One thing to consider: What are we grateful for? Appreciate nature, its spectacular diversity, beauty, and life-giving bounty. In the US, again, we’ve got a lot we are upset by, but we’ve got a lot to be grateful for too. Most Americans have enough to eat (not everybody), and most of us have a roof over our heads (again, not everyone). Looking at our familiar belongings around us — and being with our friends and family (whether physically or virtually) — makes us feel safe. The sense of isolation many are feeling — here is where technology is helpful to a society reeling from this pandemic that requires so many dramatic changes. We all have Facebook, FaceTime, Zoom, and if you are not technologically savvy, the telephone.
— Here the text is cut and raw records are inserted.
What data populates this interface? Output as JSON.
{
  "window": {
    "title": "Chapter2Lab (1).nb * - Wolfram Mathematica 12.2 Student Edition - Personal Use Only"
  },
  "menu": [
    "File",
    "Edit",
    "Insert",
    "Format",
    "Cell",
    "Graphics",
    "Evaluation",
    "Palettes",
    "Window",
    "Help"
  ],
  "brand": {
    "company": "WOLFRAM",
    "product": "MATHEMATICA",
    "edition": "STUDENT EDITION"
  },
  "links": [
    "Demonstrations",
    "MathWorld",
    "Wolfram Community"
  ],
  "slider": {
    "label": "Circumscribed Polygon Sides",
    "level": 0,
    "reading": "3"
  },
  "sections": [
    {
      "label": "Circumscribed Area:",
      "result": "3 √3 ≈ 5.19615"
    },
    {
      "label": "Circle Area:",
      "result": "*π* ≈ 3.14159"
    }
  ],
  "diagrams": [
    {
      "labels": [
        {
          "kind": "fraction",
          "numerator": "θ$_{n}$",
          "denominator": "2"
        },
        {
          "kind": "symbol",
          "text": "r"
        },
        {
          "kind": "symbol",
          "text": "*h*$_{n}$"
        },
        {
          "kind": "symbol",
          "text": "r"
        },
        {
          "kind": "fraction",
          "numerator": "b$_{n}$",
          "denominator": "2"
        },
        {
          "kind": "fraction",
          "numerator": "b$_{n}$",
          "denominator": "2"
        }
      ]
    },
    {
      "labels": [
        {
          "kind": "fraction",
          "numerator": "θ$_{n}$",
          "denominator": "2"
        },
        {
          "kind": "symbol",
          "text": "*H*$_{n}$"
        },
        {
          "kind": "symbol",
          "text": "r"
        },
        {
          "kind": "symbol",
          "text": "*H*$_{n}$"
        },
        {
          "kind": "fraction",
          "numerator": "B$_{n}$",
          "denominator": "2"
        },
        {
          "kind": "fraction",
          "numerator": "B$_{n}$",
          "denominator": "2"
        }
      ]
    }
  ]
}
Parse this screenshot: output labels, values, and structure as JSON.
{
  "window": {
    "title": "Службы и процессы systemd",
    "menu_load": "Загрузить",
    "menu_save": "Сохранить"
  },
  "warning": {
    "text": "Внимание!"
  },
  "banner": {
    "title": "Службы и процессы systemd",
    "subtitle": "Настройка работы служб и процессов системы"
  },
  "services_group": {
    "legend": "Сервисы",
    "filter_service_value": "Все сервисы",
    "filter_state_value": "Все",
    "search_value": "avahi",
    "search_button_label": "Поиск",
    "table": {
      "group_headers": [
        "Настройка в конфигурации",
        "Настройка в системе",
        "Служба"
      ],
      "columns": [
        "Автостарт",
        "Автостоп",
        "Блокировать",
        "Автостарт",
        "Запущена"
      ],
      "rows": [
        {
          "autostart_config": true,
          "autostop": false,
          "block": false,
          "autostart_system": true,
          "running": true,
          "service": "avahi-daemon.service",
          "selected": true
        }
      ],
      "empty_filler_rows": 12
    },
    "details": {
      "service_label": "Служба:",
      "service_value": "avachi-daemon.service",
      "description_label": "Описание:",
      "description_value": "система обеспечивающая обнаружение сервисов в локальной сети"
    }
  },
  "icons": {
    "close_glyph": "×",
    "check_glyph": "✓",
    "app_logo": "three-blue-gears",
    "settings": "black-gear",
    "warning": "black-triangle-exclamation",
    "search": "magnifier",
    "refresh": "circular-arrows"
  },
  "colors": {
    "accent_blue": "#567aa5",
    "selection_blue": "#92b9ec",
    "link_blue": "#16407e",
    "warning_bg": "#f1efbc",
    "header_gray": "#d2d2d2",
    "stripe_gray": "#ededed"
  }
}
Pick up the phone and call somebody. (By the way, don’t think of physical distancing as restricting our person liberty — think of it as an empowering action that we are engaging in collectively.)
When we are overthinking things and ruminating about what is happening and could happen to us, it’s one side of the brain that gets activated. But when we engage in activities that involve something outside of ourselves, we are using the other side of the brain, where the antithesis of the “me” center resides. When we do things to help other people — altruistic activities, acts of generosity — this has an immensely healing effect on us (and enables us to forget about ourselves). So do something nice for someone. Drop something off. Leave a big tip. Call someone whom you think might be lonely. Count up how many thoughtful actions you have taken each day that can be added into the column of positive things coming out of this crisis. And behaviors being the contagious things they are, we might be lucky enough to spread something around that is good for us.